The Destroying Angel
"There is something I can do for you?" he inquired with punctilious courtesy.

"If you will be kind enough to direct me to a minister...."

"I am one."

"I thought so," said Whitaker. "We wish to get married."

The gentleman looked from his face to the girl's, then moved aside from the gate. "This is my home," he explained. "Will you be good enough to come in?"

Conducting them to his private study, he subjected them to a kindly catechism. The girl said little, Whitaker taking upon himself the brunt of the examination. Absolutely straightforward and intensely sincere, he came through the ordeal well, without being obliged to disclose what he preferred to keep secret. The minister, satisfied, at length called in the town clerk by telephone; who issued the license, pocketed his fee, and, in company with the minister's wife, acted as witness....

Whitaker found himself on his feet beside Mary Ladislas. They were being married. He was shaken by a profound amazement. The incredible was happening—with his assistance. He heard his voice uttering responses; it seemed something as foreign to him as the voice of the girl at his side. He wondered stupidly at her calm—and later, at his own. It was all preposterously matter-of-fact and, at the same time, stupidly romantic. He divined obscurely that this thing was happening in obedience to forces nameless and unknown to them, strange and terrific forces that worked mysteriously beyond their mortal ken. He seemed to hear the droning of the loom of the Fates....

And they were man and wife. The door had closed, the gate-latch clicked behind them. They were walking quietly side by side through the scented night, they whom God had joined together.

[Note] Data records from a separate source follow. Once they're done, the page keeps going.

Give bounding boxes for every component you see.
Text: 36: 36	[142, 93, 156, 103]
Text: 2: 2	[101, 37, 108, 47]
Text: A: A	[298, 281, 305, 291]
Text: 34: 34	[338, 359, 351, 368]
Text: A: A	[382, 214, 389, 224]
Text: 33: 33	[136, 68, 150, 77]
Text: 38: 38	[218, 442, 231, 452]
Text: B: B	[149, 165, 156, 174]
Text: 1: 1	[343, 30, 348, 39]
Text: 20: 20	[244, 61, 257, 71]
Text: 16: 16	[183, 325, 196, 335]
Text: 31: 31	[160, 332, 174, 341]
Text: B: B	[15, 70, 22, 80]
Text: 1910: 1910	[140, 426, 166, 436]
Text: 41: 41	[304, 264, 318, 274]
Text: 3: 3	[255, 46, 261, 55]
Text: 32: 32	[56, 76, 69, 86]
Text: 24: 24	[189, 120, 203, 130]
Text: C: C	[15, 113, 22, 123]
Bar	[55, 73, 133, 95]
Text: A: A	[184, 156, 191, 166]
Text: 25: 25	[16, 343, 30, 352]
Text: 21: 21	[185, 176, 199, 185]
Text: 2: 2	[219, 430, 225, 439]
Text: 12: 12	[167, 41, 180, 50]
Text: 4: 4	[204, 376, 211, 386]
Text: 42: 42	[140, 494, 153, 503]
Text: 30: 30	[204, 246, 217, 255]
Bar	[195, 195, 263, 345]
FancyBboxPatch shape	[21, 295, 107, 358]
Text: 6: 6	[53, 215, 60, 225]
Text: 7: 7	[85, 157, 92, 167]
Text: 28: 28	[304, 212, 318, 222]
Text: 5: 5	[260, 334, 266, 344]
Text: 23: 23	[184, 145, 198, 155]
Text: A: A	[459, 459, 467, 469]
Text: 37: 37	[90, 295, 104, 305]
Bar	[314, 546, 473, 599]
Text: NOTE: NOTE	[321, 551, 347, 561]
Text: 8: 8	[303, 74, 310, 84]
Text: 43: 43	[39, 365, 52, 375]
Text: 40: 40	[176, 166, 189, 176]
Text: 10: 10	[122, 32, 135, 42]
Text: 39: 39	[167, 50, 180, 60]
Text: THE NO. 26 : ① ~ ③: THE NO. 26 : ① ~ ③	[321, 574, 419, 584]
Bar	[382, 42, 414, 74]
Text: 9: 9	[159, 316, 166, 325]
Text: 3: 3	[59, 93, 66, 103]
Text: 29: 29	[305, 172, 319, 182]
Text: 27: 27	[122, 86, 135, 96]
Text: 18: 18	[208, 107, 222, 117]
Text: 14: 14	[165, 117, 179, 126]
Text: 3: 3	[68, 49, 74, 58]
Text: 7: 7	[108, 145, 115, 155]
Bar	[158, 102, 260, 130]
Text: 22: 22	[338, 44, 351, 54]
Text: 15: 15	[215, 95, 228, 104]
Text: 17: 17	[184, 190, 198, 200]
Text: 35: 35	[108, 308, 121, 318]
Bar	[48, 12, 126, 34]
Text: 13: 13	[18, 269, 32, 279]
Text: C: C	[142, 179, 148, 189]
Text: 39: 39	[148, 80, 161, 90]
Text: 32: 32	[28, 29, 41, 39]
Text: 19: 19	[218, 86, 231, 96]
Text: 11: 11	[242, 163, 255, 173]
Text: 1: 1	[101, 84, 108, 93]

Man and wife! Bride and groom, already started on the strangest, shortest of wedding journeys—from the parsonage to the railroad station!

Neither found anything to say. They walked on, heels in unison pounding the wet flagstones. The night was sweet with the scent of wet grass and shrubbery. The sidewalks were boldly patterned with a stencilling of black leaves and a milky dappling of electric light. At every corner high-swung arcs shot vivid slants of silver-blue radiance through the black and green of trees.